Daar staat hij: de eerste synagoge in Jeruzalem buiten de stadsmuren sinds de verwoesting van de Tweede Tempel. Nu, bijna 2000 jaar later sta ik oog in oog met de Nahalat Ya’akov Synagoge. Een beetje vergelijkbaar met wat Sir Moses Montefiore zo’n 150 jaar geleden meemaakte. Inmiddels zijn er buiten de muren honderden synagoges bij gekomen, maar voor Sir Moses moet het een unieke ervaring zijn geweest.
Niet dat deze synagoge nu zo imposant en overweldigend is.
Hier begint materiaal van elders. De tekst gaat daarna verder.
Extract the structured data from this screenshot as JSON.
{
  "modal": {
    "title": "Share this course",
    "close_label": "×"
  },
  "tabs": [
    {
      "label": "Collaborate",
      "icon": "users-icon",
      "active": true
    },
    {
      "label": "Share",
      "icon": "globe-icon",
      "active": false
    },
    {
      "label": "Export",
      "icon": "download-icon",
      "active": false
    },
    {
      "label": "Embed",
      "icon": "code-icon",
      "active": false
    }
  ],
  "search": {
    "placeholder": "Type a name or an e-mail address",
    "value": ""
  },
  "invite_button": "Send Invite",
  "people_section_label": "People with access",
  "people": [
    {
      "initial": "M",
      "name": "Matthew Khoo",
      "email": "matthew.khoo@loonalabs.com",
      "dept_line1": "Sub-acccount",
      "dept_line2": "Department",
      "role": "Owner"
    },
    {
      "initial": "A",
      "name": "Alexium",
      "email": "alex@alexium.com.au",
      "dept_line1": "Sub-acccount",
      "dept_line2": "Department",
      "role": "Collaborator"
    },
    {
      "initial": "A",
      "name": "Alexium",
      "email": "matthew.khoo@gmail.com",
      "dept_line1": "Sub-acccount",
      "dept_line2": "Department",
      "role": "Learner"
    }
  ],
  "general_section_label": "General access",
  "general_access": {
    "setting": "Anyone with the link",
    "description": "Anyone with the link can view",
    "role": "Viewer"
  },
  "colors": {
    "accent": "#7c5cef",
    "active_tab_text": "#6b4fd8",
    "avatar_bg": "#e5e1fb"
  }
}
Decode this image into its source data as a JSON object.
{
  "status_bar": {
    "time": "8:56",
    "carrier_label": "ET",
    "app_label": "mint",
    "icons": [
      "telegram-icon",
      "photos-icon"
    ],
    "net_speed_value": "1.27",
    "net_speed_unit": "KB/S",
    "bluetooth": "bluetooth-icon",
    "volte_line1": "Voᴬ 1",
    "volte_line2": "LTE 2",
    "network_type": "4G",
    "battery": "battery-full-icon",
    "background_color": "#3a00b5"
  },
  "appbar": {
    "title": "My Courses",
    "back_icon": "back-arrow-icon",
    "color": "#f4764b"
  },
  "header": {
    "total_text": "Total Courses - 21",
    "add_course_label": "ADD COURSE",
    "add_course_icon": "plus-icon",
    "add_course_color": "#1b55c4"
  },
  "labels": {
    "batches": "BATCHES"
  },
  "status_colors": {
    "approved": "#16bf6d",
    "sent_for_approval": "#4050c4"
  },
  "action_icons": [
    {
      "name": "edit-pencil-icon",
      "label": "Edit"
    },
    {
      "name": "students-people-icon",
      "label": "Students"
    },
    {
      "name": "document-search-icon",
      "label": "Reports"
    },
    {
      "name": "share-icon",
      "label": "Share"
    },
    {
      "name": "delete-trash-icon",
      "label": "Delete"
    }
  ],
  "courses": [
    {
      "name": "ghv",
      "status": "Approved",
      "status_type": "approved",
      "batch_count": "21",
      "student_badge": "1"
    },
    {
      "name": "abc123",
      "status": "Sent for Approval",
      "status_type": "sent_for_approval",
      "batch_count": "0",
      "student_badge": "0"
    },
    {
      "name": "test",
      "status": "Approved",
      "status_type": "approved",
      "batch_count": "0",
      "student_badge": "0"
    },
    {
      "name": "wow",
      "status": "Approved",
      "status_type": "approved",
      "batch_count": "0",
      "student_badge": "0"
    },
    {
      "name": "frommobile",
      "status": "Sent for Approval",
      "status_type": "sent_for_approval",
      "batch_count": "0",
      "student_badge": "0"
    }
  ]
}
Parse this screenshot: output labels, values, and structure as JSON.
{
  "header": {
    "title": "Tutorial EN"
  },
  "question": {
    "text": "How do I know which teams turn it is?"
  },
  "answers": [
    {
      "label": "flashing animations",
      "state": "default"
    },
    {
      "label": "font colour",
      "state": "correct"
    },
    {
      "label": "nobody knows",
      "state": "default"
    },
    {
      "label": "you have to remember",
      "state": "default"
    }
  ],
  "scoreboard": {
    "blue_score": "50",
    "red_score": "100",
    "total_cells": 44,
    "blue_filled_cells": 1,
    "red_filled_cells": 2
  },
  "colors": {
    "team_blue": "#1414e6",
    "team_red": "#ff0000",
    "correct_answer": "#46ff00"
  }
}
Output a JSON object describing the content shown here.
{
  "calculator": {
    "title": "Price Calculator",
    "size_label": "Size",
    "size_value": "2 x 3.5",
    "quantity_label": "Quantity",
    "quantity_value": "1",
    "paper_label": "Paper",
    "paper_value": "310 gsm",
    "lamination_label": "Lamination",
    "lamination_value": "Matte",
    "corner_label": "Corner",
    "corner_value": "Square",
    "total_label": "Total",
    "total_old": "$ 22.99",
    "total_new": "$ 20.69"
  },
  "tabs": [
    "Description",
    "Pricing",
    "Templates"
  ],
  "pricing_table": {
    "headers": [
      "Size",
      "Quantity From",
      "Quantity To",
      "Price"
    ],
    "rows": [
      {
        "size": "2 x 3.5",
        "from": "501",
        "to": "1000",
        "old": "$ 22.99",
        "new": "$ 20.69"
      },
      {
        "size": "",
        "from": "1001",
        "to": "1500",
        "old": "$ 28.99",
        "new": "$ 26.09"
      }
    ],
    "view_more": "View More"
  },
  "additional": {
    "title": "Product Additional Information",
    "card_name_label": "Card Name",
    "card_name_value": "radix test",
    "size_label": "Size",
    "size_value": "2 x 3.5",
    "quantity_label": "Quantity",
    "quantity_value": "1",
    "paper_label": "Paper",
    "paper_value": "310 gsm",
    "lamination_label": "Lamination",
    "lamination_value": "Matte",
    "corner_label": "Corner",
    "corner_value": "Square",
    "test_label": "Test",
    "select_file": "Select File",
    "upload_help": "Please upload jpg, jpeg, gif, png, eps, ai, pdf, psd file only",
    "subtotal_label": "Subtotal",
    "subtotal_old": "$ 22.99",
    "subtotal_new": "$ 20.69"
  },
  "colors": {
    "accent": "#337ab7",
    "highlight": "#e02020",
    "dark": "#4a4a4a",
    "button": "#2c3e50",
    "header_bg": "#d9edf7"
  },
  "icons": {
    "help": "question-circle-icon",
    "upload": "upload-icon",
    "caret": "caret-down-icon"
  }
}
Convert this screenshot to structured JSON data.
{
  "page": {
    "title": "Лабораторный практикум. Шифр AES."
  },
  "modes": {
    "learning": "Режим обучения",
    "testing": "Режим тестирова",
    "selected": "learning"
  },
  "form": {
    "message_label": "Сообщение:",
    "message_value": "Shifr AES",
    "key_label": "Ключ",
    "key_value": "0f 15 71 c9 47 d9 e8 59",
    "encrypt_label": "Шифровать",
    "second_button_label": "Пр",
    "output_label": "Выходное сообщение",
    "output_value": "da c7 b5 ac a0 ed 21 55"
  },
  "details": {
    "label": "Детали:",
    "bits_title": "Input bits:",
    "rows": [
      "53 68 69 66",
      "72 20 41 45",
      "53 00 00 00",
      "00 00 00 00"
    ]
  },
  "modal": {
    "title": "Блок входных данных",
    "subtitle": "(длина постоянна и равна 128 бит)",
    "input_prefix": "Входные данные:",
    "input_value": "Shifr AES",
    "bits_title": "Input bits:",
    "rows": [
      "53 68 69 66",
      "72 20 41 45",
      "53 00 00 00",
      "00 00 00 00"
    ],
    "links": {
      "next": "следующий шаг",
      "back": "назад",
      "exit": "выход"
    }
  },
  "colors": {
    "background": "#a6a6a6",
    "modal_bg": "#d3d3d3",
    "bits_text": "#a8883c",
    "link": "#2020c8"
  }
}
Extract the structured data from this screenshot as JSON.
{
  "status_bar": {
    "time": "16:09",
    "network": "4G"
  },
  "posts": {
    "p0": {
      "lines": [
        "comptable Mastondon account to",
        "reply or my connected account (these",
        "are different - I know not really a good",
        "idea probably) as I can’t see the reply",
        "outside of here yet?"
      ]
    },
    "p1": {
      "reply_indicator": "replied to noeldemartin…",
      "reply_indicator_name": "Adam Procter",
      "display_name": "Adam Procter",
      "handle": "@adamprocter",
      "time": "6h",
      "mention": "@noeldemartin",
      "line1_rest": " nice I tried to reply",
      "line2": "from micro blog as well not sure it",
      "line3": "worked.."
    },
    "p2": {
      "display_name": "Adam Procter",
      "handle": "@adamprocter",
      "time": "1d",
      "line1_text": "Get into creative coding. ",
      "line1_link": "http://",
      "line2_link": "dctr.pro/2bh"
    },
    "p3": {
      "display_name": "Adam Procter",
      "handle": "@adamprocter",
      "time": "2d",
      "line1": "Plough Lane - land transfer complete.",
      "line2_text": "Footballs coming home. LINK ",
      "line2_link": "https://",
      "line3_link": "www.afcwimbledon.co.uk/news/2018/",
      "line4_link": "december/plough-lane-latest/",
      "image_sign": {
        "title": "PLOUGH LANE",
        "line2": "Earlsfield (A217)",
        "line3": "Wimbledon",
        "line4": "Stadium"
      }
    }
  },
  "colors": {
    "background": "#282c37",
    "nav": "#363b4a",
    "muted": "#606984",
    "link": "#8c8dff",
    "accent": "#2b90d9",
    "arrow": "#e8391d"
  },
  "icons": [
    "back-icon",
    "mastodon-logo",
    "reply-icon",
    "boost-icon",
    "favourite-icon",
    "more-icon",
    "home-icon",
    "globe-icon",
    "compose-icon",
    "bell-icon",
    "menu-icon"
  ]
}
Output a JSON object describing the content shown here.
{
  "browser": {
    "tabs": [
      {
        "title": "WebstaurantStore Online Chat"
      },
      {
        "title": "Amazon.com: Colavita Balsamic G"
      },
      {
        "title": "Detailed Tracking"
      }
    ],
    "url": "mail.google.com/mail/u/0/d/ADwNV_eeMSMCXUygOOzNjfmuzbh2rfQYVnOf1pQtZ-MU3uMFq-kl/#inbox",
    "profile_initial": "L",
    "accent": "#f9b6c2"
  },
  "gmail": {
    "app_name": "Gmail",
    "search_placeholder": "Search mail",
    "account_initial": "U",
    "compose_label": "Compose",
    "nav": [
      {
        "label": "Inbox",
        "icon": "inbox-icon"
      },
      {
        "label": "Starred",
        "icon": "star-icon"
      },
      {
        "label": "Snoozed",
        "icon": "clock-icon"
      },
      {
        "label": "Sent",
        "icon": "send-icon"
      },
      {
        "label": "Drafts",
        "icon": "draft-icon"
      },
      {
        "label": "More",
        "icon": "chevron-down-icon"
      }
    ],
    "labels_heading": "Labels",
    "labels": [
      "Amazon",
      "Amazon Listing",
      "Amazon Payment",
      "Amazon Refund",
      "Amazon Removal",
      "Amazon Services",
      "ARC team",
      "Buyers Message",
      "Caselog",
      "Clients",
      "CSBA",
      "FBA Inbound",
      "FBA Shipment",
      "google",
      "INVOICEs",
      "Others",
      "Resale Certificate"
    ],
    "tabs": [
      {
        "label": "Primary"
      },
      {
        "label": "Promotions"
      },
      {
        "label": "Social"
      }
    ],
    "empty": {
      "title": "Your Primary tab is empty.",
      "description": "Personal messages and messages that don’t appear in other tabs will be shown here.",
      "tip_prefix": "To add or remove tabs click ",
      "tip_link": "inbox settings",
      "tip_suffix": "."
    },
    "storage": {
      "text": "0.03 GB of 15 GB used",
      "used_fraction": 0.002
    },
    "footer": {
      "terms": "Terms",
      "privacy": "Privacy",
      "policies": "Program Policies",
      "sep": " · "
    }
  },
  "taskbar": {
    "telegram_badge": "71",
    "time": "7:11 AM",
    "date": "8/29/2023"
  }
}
Integendeel, het is een bescheiden bouwsel, gelegen aan een rustig steegje in Nahalat Shiva. Het is vooral de intieme aanblik, waarbij ik elk moment verwacht dat Yosef Rivlin in haastige tred naar buiten kan komen. Na het gebed op weg om een volgende wijk te stichten, zich daarbij niet laten hinderen door rampspoed en tegenslag.
In zijn tijd zal Sir Moses het gekletter van paardenhoefjes en het gepiep van oude versleten koetsen op de achtergrond hebben gehoord. Ik hoor achter me het gerinkel van de hyper moderne lightrail die over Jaffa Street glijdt en het geklik van Anat’s digitale camera. De hectiek van Jeruzalem lijkt hier opeens op flinke en veilige afstand.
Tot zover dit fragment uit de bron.